Starting with the smartphone revolution in 2007, technology is no longer defined by static machinery and desktop PCs, but by lithe devices we carry with us everywhere. Today, tech is moving past the confines of the pocket, as wearable devices become increasingly common.
For the workplace, new concepts that serve to increase productivity are at this mostly bottle-necked by innovation, rather than raw computational power. Alternate Reality (AR) overlays — the concept of projecting graphical information that appears in the physical context of what the user actually sees around them — has long been possible, for example. The issues are in building ergonomically usable devices, and more importantly, finding use cases to develop AR software around.
At this volatile time for wearable technology, it’s worth surveying the business technology landscape, and figuring out which wearable gadgets are most likely to provide a reasonable return on investment.
Leveraging wearable tech can drastically redefine the workplace for the better. Here are four ways this subcategory of tech can increase productivity quickly and efficiently.
Deploy wearable streaming cameras, and use them sparingly.
Wearable body cameras as well as more discrete smart glasses allow supervisors and trainers to provide assistance and monitor progress without being physically present.

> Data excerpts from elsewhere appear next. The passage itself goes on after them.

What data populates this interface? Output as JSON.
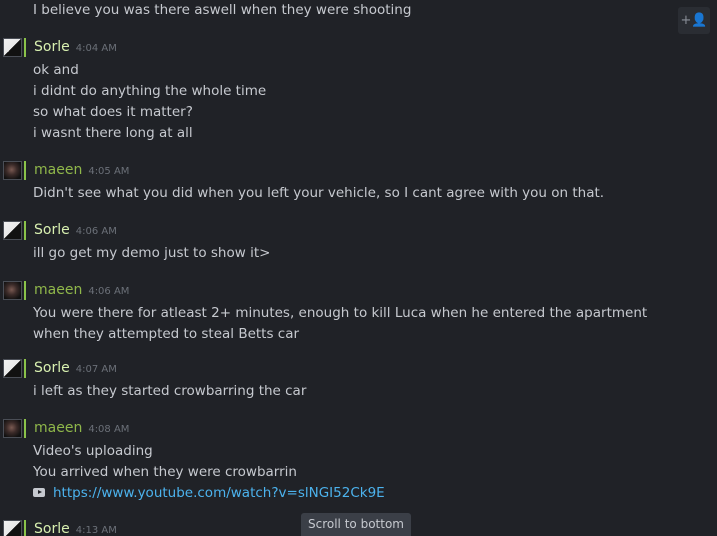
{
  "top_message": "I believe you was there aswell when they were shooting",
  "add_friend_icon": "add-user-icon",
  "groups": [
    {
      "author": "Sorle",
      "time": "4:04 AM",
      "lines": [
        "ok and",
        "i didnt do anything the whole time",
        "so what does it matter?",
        "i wasnt there long at all"
      ]
    },
    {
      "author": "maeen",
      "time": "4:05 AM",
      "lines": [
        "Didn't see what you did when you left your vehicle, so I cant agree with you on that."
      ]
    },
    {
      "author": "Sorle",
      "time": "4:06 AM",
      "lines": [
        "ill go get my demo just to show it>"
      ]
    },
    {
      "author": "maeen",
      "time": "4:06 AM",
      "lines": [
        "You were there for atleast 2+ minutes, enough to kill Luca when he entered the apartment when they attempted to steal Betts car"
      ]
    },
    {
      "author": "Sorle",
      "time": "4:07 AM",
      "lines": [
        "i left as they started crowbarring the car"
      ]
    },
    {
      "author": "maeen",
      "time": "4:08 AM",
      "lines": [
        "Video's uploading",
        "You arrived when they were crowbarrin"
      ],
      "link": "https://www.youtube.com/watch?v=slNGI52Ck9E",
      "link_icon": "youtube-icon"
    },
    {
      "author": "Sorle",
      "time": "4:13 AM",
      "lines": []
    }
  ],
  "scroll_to_bottom": "Scroll to bottom",
  "colors": {
    "background": "#202227",
    "sorle_name": "#d8f0b0",
    "maeen_name": "#8fb74a",
    "link": "#4cb3ee",
    "status_online": "#8bc34a"
  }
}
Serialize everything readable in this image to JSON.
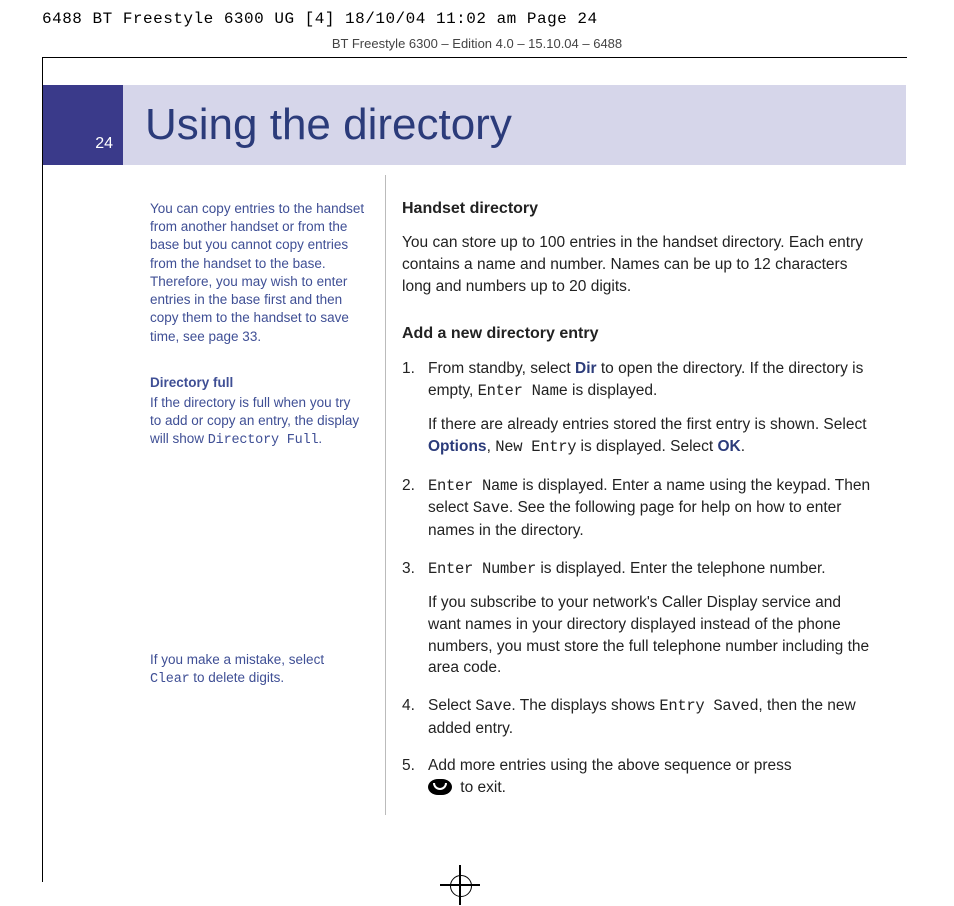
{
  "prepress": {
    "job_line": "6488 BT Freestyle 6300 UG [4]  18/10/04  11:02 am  Page 24",
    "edition_line": "BT Freestyle 6300 – Edition 4.0 – 15.10.04 – 6488"
  },
  "header": {
    "page_number": "24",
    "title": "Using the directory"
  },
  "sidebar": {
    "copy_note": "You can copy entries to the handset from another handset or from the base but you cannot copy entries from the handset to the base. Therefore, you may wish to enter entries in the base first and then copy them to the handset to save time, see page 33.",
    "dir_full_head": "Directory full",
    "dir_full_body_pre": "If the directory is full when you try to add or copy an entry, the display will show ",
    "dir_full_lcd": "Directory Full",
    "dir_full_body_post": ".",
    "mistake_pre": "If you make a mistake, select ",
    "mistake_lcd": "Clear",
    "mistake_post": " to delete digits."
  },
  "main": {
    "h_handset": "Handset directory",
    "p_handset": "You can store up to 100 entries in the handset directory. Each entry contains a name and number. Names can be up to 12 characters long and numbers up to 20 digits.",
    "h_add": "Add a new directory entry",
    "step1_a": "From standby, select ",
    "step1_dir": "Dir",
    "step1_b": " to open the directory. If the directory is empty, ",
    "step1_lcd_enter_name": "Enter Name",
    "step1_c": " is displayed.",
    "step1_sub_a": "If there are already entries stored the first entry is shown. Select ",
    "step1_options": "Options",
    "step1_sub_b": ", ",
    "step1_lcd_new_entry": "New Entry",
    "step1_sub_c": " is displayed. Select ",
    "step1_ok": "OK",
    "step1_sub_d": ".",
    "step2_lcd": "Enter Name",
    "step2_a": " is displayed. Enter a name using the keypad. Then select ",
    "step2_save": "Save",
    "step2_b": ". See the following page for help on how to enter names in the directory.",
    "step3_lcd": "Enter Number",
    "step3_a": " is displayed. Enter the telephone number.",
    "step3_sub": "If you subscribe to your network's Caller Display service and want names in your directory displayed instead of the phone numbers, you must store the full telephone number including the area code.",
    "step4_a": "Select ",
    "step4_save": "Save",
    "step4_b": ". The displays shows ",
    "step4_lcd": "Entry Saved",
    "step4_c": ", then the new added entry.",
    "step5_a": "Add more entries using the above sequence or press ",
    "step5_b": " to exit."
  }
}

Maximize the return on investment by deploying streaming solutions in situations where there are ongoing costs related to travel, which likely outpaces the ongoing expense of maintaining increasingly inexpensive equipment in this category.
The less time employees spend traveling to deal with what amounts to a little over-the-shoulder supervision, the better. Body cameras continue to drop in price and improve in quality, with features such as night vision commonly available.

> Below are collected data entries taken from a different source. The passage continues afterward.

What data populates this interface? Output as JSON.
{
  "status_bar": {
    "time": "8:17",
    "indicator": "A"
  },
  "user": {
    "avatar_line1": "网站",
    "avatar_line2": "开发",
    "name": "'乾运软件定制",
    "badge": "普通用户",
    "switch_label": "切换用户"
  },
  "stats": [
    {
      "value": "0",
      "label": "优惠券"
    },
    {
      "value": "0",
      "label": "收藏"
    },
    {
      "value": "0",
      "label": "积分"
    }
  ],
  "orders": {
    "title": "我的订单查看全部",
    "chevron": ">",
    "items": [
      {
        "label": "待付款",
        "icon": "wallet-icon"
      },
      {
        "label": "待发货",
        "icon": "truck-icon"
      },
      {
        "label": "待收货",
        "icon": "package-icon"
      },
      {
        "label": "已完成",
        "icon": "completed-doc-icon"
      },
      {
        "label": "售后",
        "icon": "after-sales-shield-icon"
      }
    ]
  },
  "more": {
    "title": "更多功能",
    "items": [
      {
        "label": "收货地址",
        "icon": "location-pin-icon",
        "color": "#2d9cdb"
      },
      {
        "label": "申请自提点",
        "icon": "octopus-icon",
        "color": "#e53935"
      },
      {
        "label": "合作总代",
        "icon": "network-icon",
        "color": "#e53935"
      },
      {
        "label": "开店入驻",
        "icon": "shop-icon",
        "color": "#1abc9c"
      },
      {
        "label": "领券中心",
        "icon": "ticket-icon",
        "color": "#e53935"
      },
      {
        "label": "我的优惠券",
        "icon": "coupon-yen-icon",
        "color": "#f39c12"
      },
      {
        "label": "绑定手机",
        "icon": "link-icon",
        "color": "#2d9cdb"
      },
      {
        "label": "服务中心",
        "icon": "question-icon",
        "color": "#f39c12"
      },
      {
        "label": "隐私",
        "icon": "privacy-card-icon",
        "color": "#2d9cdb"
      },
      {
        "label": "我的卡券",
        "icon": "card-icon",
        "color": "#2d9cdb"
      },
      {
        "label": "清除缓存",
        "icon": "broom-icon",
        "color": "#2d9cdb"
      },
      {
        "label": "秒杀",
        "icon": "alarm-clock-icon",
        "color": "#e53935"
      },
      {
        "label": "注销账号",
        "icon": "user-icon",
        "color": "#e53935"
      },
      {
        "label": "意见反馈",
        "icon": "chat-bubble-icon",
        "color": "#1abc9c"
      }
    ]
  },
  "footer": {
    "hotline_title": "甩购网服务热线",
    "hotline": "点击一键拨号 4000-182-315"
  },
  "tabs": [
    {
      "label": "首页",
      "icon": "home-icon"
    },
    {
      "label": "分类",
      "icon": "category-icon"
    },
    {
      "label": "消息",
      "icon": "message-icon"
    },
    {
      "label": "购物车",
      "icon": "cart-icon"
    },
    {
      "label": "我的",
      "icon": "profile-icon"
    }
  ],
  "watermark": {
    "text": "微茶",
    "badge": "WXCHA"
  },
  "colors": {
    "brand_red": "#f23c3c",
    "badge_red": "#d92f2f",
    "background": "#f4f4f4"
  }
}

Use wearable GPS to improve logistics.
For manufacturing or warehouse settings, wearable GPS units can feed data into applications to help with routes for sorting, or locations of important items. This improves productivity, while also explicitly being a tool meant to make daily decisions easier for employees.
Even the most streamlined, organized warehouse can benefit from having every employee on the floor consistently picking the best routes, with data regarding the positions of other workers taken into account.

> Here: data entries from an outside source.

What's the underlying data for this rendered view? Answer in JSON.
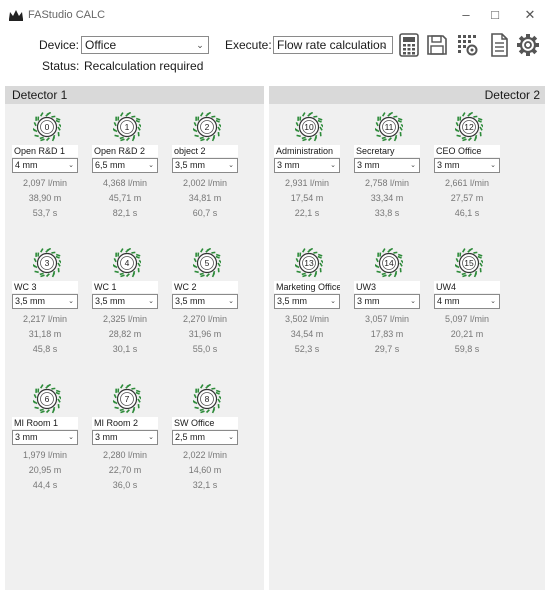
{
  "window": {
    "title": "FAStudio CALC",
    "min_glyph": "–",
    "max_glyph": "□",
    "close_glyph": "✕"
  },
  "toolbar": {
    "device_label": "Device:",
    "device_value": "Office",
    "execute_label": "Execute:",
    "execute_value": "Flow rate calculation",
    "status_label": "Status:",
    "status_value": "Recalculation required",
    "dropdown_glyph": "⌄",
    "icons": [
      "calculator-icon",
      "save-icon",
      "settings-grid-icon",
      "document-icon",
      "gear-icon"
    ]
  },
  "panels": [
    {
      "title": "Detector 1",
      "detectors": [
        {
          "number": "0",
          "name": "Open R&D 1",
          "pipe": "4 mm",
          "flow": "2,097 l/min",
          "length": "38,90 m",
          "time": "53,7 s"
        },
        {
          "number": "1",
          "name": "Open R&D 2",
          "pipe": "6,5 mm",
          "flow": "4,368 l/min",
          "length": "45,71 m",
          "time": "82,1 s"
        },
        {
          "number": "2",
          "name": "object 2",
          "pipe": "3,5 mm",
          "flow": "2,002 l/min",
          "length": "34,81 m",
          "time": "60,7 s"
        },
        {
          "number": "3",
          "name": "WC 3",
          "pipe": "3,5 mm",
          "flow": "2,217 l/min",
          "length": "31,18 m",
          "time": "45,8 s"
        },
        {
          "number": "4",
          "name": "WC 1",
          "pipe": "3,5 mm",
          "flow": "2,325 l/min",
          "length": "28,82 m",
          "time": "30,1 s"
        },
        {
          "number": "5",
          "name": "WC 2",
          "pipe": "3,5 mm",
          "flow": "2,270 l/min",
          "length": "31,96 m",
          "time": "55,0 s"
        },
        {
          "number": "6",
          "name": "MI Room 1",
          "pipe": "3 mm",
          "flow": "1,979 l/min",
          "length": "20,95 m",
          "time": "44,4 s"
        },
        {
          "number": "7",
          "name": "MI Room 2",
          "pipe": "3 mm",
          "flow": "2,280 l/min",
          "length": "22,70 m",
          "time": "36,0 s"
        },
        {
          "number": "8",
          "name": "SW Office",
          "pipe": "2,5 mm",
          "flow": "2,022 l/min",
          "length": "14,60 m",
          "time": "32,1 s"
        }
      ]
    },
    {
      "title": "Detector 2",
      "detectors": [
        {
          "number": "10",
          "name": "Administration",
          "pipe": "3 mm",
          "flow": "2,931 l/min",
          "length": "17,54 m",
          "time": "22,1 s"
        },
        {
          "number": "11",
          "name": "Secretary",
          "pipe": "3 mm",
          "flow": "2,758 l/min",
          "length": "33,34 m",
          "time": "33,8 s"
        },
        {
          "number": "12",
          "name": "CEO Office",
          "pipe": "3 mm",
          "flow": "2,661 l/min",
          "length": "27,57 m",
          "time": "46,1 s"
        },
        {
          "number": "13",
          "name": "Marketing Office",
          "pipe": "3,5 mm",
          "flow": "3,502 l/min",
          "length": "34,54 m",
          "time": "52,3 s"
        },
        {
          "number": "14",
          "name": "UW3",
          "pipe": "3 mm",
          "flow": "3,057 l/min",
          "length": "17,83 m",
          "time": "29,7 s"
        },
        {
          "number": "15",
          "name": "UW4",
          "pipe": "4 mm",
          "flow": "5,097 l/min",
          "length": "20,21 m",
          "time": "59,8 s"
        }
      ]
    }
  ],
  "colors": {
    "accent_green": "#2e8b3a",
    "panel_header": "#d9d9d9",
    "panel_body": "#f0f0f0"
  }
}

With the right GPS plan, workplace safety should naturally increase, mitigating costs that naturally emerge from less organized warehouse or manufacturing environments.
Find out what AR can do for your industry.
Augmented Reality, or AR, essentially provides a heads up display to assist workers with visual data related to the task at hand. In applicable settings, this cuts down on the amount of questions and outside reference the employee needs to complete a task, so they spend working hours actively completing technical tasks, rather than re-checking various details.
As an example, a technician engaging in a simple repair of an unfamiliar car engine can use AR to quickly provide contextual information in the heads-up display, rather than having to reference a technical manual or a more experienced technician for that now-easily accessible information.
Or, a tour guide could have relevant information appear on their heads-up display regarding each attraction, to ensure quicker training times to get new employees up to speed with what would otherwise be a large amount of information to learn and memorize at once.
Have all staff wear health monitoring devices.
Encouraging positive attitudes towards health using simple wearables like FitBit bracelets can give companies useful leverage in insurance negotiations. And for business with long-term investments in their employees, this could lead to better overall health and happiness for the entire company for years to come.
Of all the wearable options, this one provides the best potential for a decent return on investment for larger businesses, as the devices are inexpensive, and lower insurance costs can quickly outpace that initial investment.
There’s much more to come.
Wearable tech is only recently arriving at the point where it is both dependable and inexpensive enough overall to consider applying with an eye for cost-saving measures. The device categories here are among the most dependable, useful gadgets, and hopefully more new devices meet the standards of even more commercial use cases in the very near future.